Career highlights and awards
- 4× Icelandic championship (2003–2005, 2008); 3× Icelandic Cup (2003, 2004, 2012); 3× Icelandic Company Cup (2002, 2006, 2009); Icelandic Basketball Supercup (2003);

= Arnar Freyr Jónsson =

Icelandic basketball player (born 1983)

Arnar Freyr Jónsson (born 25 May 1983) is an Icelandic basketball player and a former member of the Icelandic national basketball team. He played 15 seasons in the Úrvalsdeild karla and won the Icelandic championship four times and the Icelandic Basketball Cup three times.
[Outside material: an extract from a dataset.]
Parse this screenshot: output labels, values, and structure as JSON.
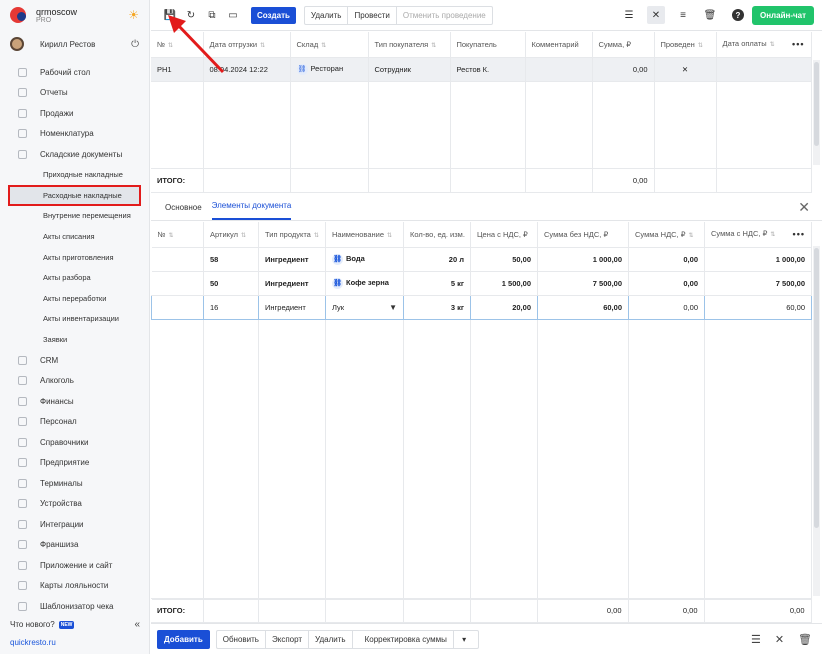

In August 2012, Arnar joined BC Aarhus. On 22 September 2012 he set the Basketligaen single game record for assists when he had 16 for BC Aarhus against Aalborg Vikings.

After his Úrvalsdeildar career ended, Arnar Freyr played for Division II club Njarðvík-b.

==National team career==
From 2004 to 2006, Arnar played 26 games for the Icelandic national basketball team.